Joyce drove up from North San Diego county on Friday and we packed the weekend with all of our favorites things: Walks with my pups, jigsaw puzzles, food, long conversations, quiet time reading our books, and a visit to the beautiful Long Beach Aquarium.





Long Beach Aquarium
If you have not been to the LB Aquarium, it’s worth a visit. Although we were overwhelmed by flocks of little kids running around and shrieking and realizing we don’t have a lot of patience any more we loved the exhibits and the commitment to marine life and rehabilitation of coral reefs. The exhibits are great – check out some of the spots we explored.

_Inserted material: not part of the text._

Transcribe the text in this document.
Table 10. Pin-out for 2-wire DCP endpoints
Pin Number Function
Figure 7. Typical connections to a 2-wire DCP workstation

I loved the exhibits – shorebirds, otters, sea lions, turtles, and beautiful fish, sharks, eels and other marine critters – Joyce and I got to touch the moon jelly fish. I remember getting stung by jelly fish as a kid off our Redondo Beach coast – these guys were friendlier.




What’s next?
During the past few years I have been reinventing a lot of traditions, especially holidays. Halloween, Thanksgiving, Christmas, New Years, 4th of July…nothing is the same. The first year was overwhelming, and I hid out and didn’t want to do anything or go anywhere. Fortunately, friends reached out and included me in their celebrations as much as I was willing. I have learned that the door to the previous chapter of my life is firmly closed and finally locked….and it’s okay. I’m having fun creating my new future. It’s not as scary or sad as I had feared. I continue to be grateful for those in my life who cheer me on and provide wisdom on the days when I flounder.
During a marriage counseling session I shared that a blank canvas is rather exciting – what does one’s future look like? Whether it’s journeying with a partner or going solo, that big blank audacious canvas might just be beautiful and the future that you want. What can we create? I’m embracing the adventure. Let’s throw that paint on the canvas and invent a new future.